Глядя на него, я впервые начал понимать, что означает это событие. Кандидат в президенты убит. Дэнни обвиняется в его убийстве. За долю секунды мой сын стал достоянием публики. Орудием в политической борьбе, жертвой на алтарь. Для большинства он уже не ребенок, даже не человек. Действовать надо быстро, пока мой сын не стал рабом истории.

– Я имею в виду, – сказал Дэвидсон, – что за Дэниела можете не волноваться. Или лучше звать его Картером? В наших интересах сохранить ему жизнь и здоровье.

«Не спеши! – приказал я себе. – Хладнокровнее».

– Я где-то слышал, – сказал я, – что в этой стране человек невиновен, пока его виновность не доказана.

Дэвидсон пожал плечами:

– Этот вопрос мы и пытаемся решить. С кем дружил ваш сын? Зачем приехал в Техас? Почему в Сакраменто? Где встречался с инструктором? Мы должны знать, действовал ли ваш сын в составе группы.

– Не знаю, – ответил я. – В последний раз, когда звонил, он сказал, что в Сиэтле.

– Насколько нам известно, – сообщил Дэвидсон, – в Сиэтле ваш сын не бывал.

Мойерс, стоявший у двери, тронул ухо пальцем и, подойдя к Дэвидсону, прошептал что-то.

– Любопытно, – заметил тот. – Оказывается, ваш сын волонтером участвовал в агитационной компании Сигрэма в Остине, Техас. Вы знали?

Я не знал. Оказывается, я ничего не знал о сыне.

Мойерс снова зашептал. Выслушав его, Дэвидсон встал:

– Простите.

Меня оставили одного. Я сидел, сцепив зубы, рубаха под мышками промокла. Во рту стоял вкус металла. Я слышал гнусавое гудение люминесцентных ламп, сливавшееся с приглушенным гулом голосов из командного пункта за стеной. Я представил, что сына сунули в допросную, за грубый барьер. Ему придется отвечать на вопросы под дулом пистолета, в окружении злобных мужчин с намозоленными кулаками. Если слишком долго думать об этом, потеряешь сознание. Неужели и правда с последнего нашего разговора прошло три недели? Хуже, может быть, и пять.
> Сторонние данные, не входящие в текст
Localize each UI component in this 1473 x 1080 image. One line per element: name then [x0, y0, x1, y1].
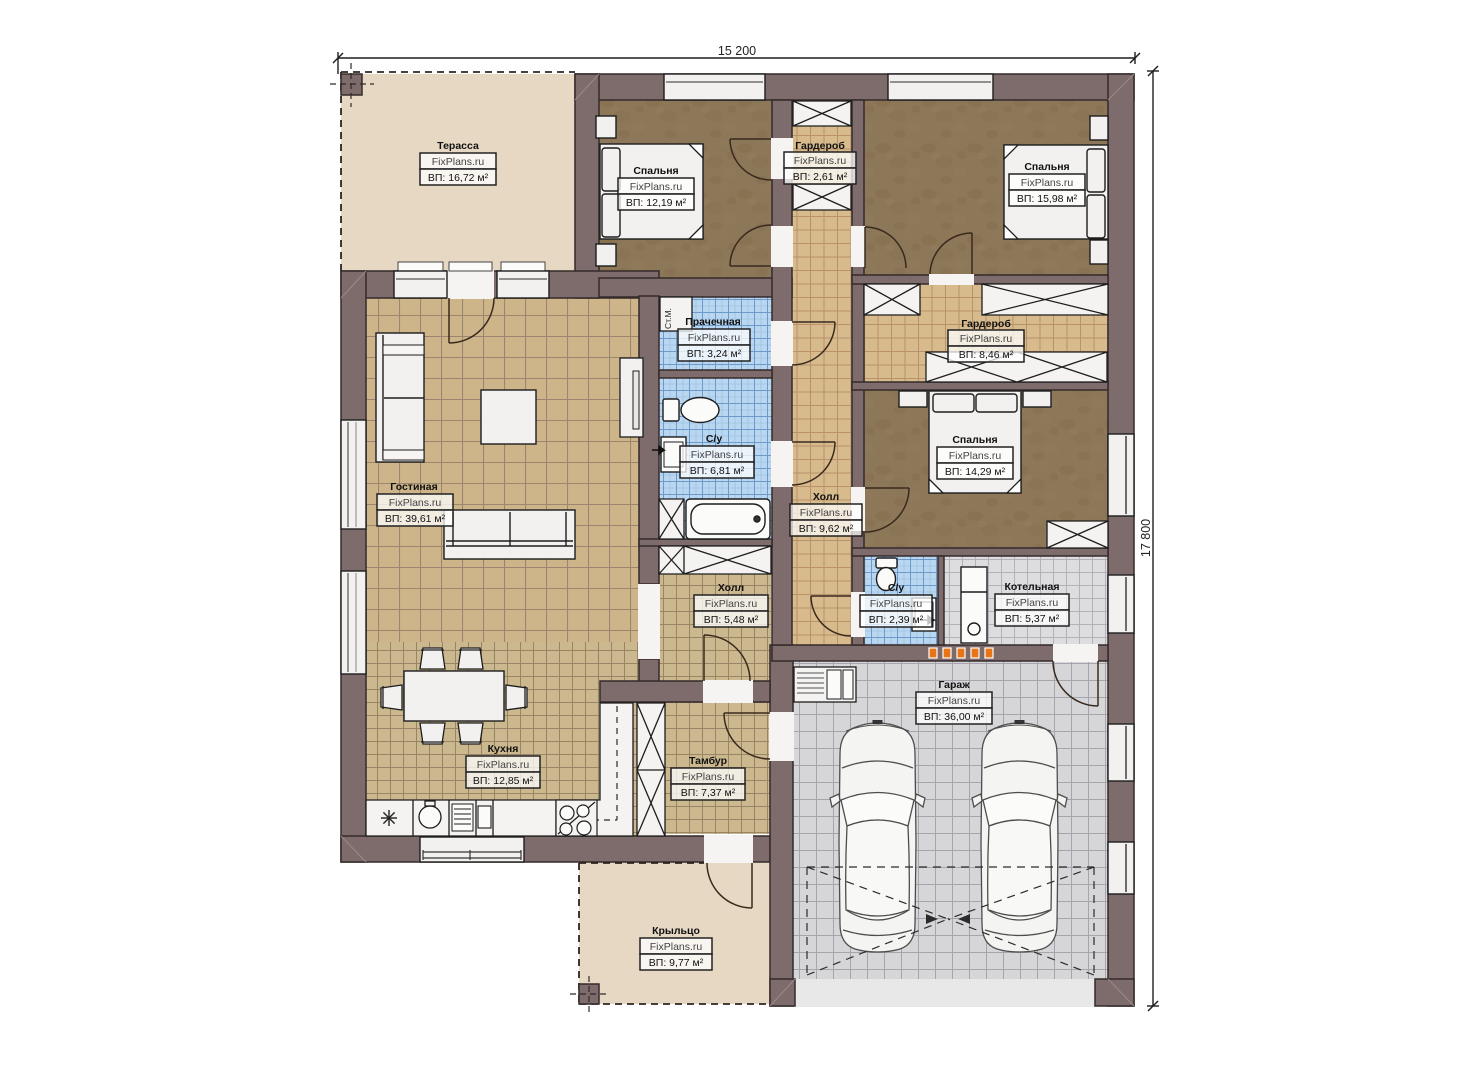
svg-text:17 800: 17 800: [1139, 519, 1153, 557]
svg-text:FixPlans.ru: FixPlans.ru: [800, 507, 853, 519]
svg-text:Котельная: Котельная: [1005, 581, 1060, 593]
svg-text:FixPlans.ru: FixPlans.ru: [1006, 597, 1059, 609]
svg-text:ВП: 7,37 м²: ВП: 7,37 м²: [681, 787, 736, 799]
svg-text:FixPlans.ru: FixPlans.ru: [688, 332, 741, 344]
svg-text:ВП: 2,39 м²: ВП: 2,39 м²: [869, 614, 924, 626]
svg-text:ВП: 8,46 м²: ВП: 8,46 м²: [959, 349, 1014, 361]
svg-text:FixPlans.ru: FixPlans.ru: [691, 449, 744, 461]
svg-text:FixPlans.ru: FixPlans.ru: [477, 759, 530, 771]
svg-text:ВП: 39,61 м²: ВП: 39,61 м²: [385, 513, 446, 525]
svg-text:FixPlans.ru: FixPlans.ru: [928, 695, 981, 707]
svg-text:Спальня: Спальня: [633, 165, 678, 177]
svg-text:FixPlans.ru: FixPlans.ru: [432, 156, 485, 168]
svg-text:ВП: 2,61 м²: ВП: 2,61 м²: [793, 171, 848, 183]
svg-text:ВП: 14,29 м²: ВП: 14,29 м²: [945, 466, 1006, 478]
svg-text:ВП: 12,19 м²: ВП: 12,19 м²: [626, 197, 687, 209]
svg-text:Ст.М.: Ст.М.: [663, 308, 673, 329]
svg-text:Гараж: Гараж: [938, 679, 970, 691]
svg-text:Терасса: Терасса: [437, 140, 479, 152]
svg-text:Кухня: Кухня: [488, 743, 519, 755]
svg-text:Прачечная: Прачечная: [685, 316, 741, 328]
svg-text:FixPlans.ru: FixPlans.ru: [389, 497, 442, 509]
svg-text:Холл: Холл: [813, 491, 839, 503]
svg-text:ВП: 15,98 м²: ВП: 15,98 м²: [1017, 193, 1078, 205]
svg-text:FixPlans.ru: FixPlans.ru: [630, 181, 683, 193]
svg-text:С/у: С/у: [706, 433, 723, 445]
svg-text:Крыльцо: Крыльцо: [652, 925, 700, 937]
svg-text:С/у: С/у: [888, 582, 905, 594]
svg-text:ВП: 9,62 м²: ВП: 9,62 м²: [799, 523, 854, 535]
svg-text:Спальня: Спальня: [1024, 161, 1069, 173]
svg-text:ВП: 16,72 м²: ВП: 16,72 м²: [428, 172, 489, 184]
svg-text:FixPlans.ru: FixPlans.ru: [682, 771, 735, 783]
svg-text:ВП: 36,00 м²: ВП: 36,00 м²: [924, 711, 985, 723]
svg-text:FixPlans.ru: FixPlans.ru: [705, 598, 758, 610]
svg-text:FixPlans.ru: FixPlans.ru: [949, 450, 1002, 462]
svg-text:15 200: 15 200: [718, 44, 756, 58]
svg-text:FixPlans.ru: FixPlans.ru: [1021, 177, 1074, 189]
svg-text:Гардероб: Гардероб: [795, 140, 845, 152]
svg-text:ВП: 6,81 м²: ВП: 6,81 м²: [690, 465, 745, 477]
svg-text:Холл: Холл: [718, 582, 744, 594]
svg-text:ВП: 5,37 м²: ВП: 5,37 м²: [1005, 613, 1060, 625]
svg-text:FixPlans.ru: FixPlans.ru: [794, 155, 847, 167]
svg-text:Гостиная: Гостиная: [390, 481, 437, 493]
svg-text:ВП: 9,77 м²: ВП: 9,77 м²: [649, 957, 704, 969]
svg-text:FixPlans.ru: FixPlans.ru: [650, 941, 703, 953]
svg-text:Гардероб: Гардероб: [961, 318, 1011, 330]
svg-text:FixPlans.ru: FixPlans.ru: [960, 333, 1013, 345]
svg-text:ВП: 3,24 м²: ВП: 3,24 м²: [687, 348, 742, 360]
svg-text:ВП: 5,48 м²: ВП: 5,48 м²: [704, 614, 759, 626]
svg-text:Спальня: Спальня: [952, 434, 997, 446]
svg-text:FixPlans.ru: FixPlans.ru: [870, 598, 923, 610]
svg-text:ВП: 12,85 м²: ВП: 12,85 м²: [473, 775, 534, 787]
svg-text:Тамбур: Тамбур: [689, 755, 727, 767]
У меня заболел бок. Возможно ли, что Дэнни стрелял в сенатора?

В медицине, когда случаются серьезные ошибки, принято проводить экспертизу и посмертную консультацию. В Колумбийском университете такие собрания проводились по четвергам, в пять дня. Присутствие обязательно. Там разбирались все ляпы. Экстренная трахеотомия, случайная передозировка обезболивающих. Мы заново рассматривали симптомы, хронологию событий. Оценивали решения хирурга и резидентов. Мы не искали виноватого, а пытались учиться на ошибках. Это единственный способ совершенствоваться. Врачи знают: рано или поздно каждый допускает роковую ошибку. Такова природа нашей профессии. Врач за свою карьеру занимается тысячами пациентов, принимает тысячи решений, от которых зависит жизнь или смерть. Как же его не защищать? Тайну посмертных консультаций защищает закон. Сказанное там не может быть использовано в суде. Разве могли мы наказывать других за то, что каждый день совершаем сами? Вот почему в больницах наказывают только за самые вопиющие случаи халатности. Мы принимаем свои ошибки как уроки.
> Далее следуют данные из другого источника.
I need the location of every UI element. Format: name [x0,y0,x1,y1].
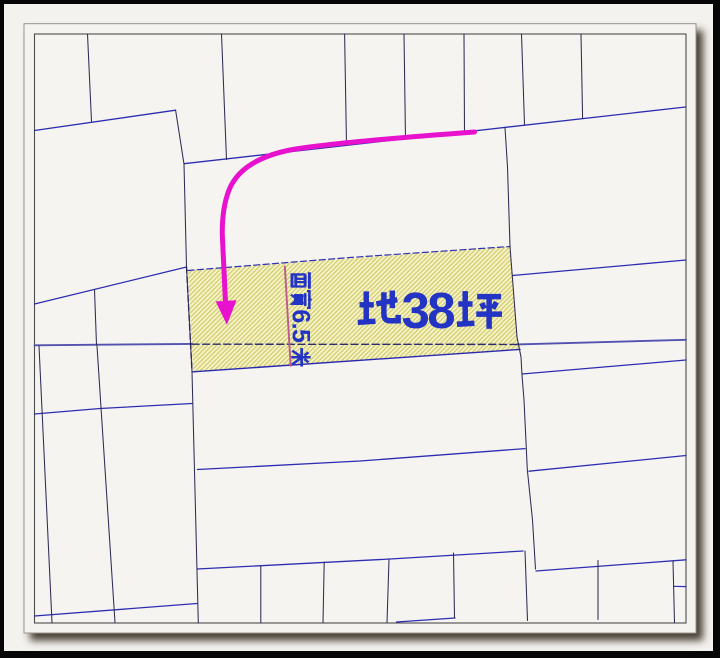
svg-text:38: 38 [402,282,455,339]
svg-text:6.5: 6.5 [286,309,314,343]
Сидя в той комнате, я позволил струйке сомнения подточить мою решимость. Что, если он это сделал? Что, если они правы: мой ребенок – убийца? Почему он совершил такой ужасный поступок? Из-за политики? Или это болезнь? Или моя вина? Или его матери? Она сломала его, безнадежно лишила детства? Слишком много вопросов, слишком много мучительных вариантов. Едва эта дверца приоткрылась, я твердо захлопнул ее.

Не спеши. Продумай все. Для постановки диагноза недостаточно данных.

Надо увидеться с Дэниелом. Надо познакомиться с уликами. Пока я не увижу картину в целом, могу быть уверен в одном: мой сын был в той толпе и теперь арестован. Я доберусь до дна. Я – человек, который ничего не принимает на веру; человек без предрассудков, не позволяющий эмоциям встать на пути фактов. Пока власти не предъявят неопровержимые доказательства вины моего сына, я сохраню объективность. Буду собирать факты и делать обоснованные выводы. Меня всю жизнь этому учили.

Чтобы узнать все, понадобилось много месяцев.


Есть качество, которым обладают не все политики. Величие. Они будто заполняют собой пространство. Говорят, таким был Джек Кеннеди. То же самое говорили о Рональде Рейгане и Билле Клинтоне. Такие мужчины (обычно именно мужчины) в каждую, самую будничную беседу привносят остроту и сосредоточенность. Мои друзья, общавшиеся с Клинтоном, отмечали, что он как никто умел вцепиться в каждое слово собеседника и полностью сосредоточиться на нем даже в короткой и незначительной встрече. Его внимание ошеломляло, приводило в смущение, помещало человека, пусть и на секунду, в центр чудесной вселенной. Такой разговор хотелось продолжать и продолжать.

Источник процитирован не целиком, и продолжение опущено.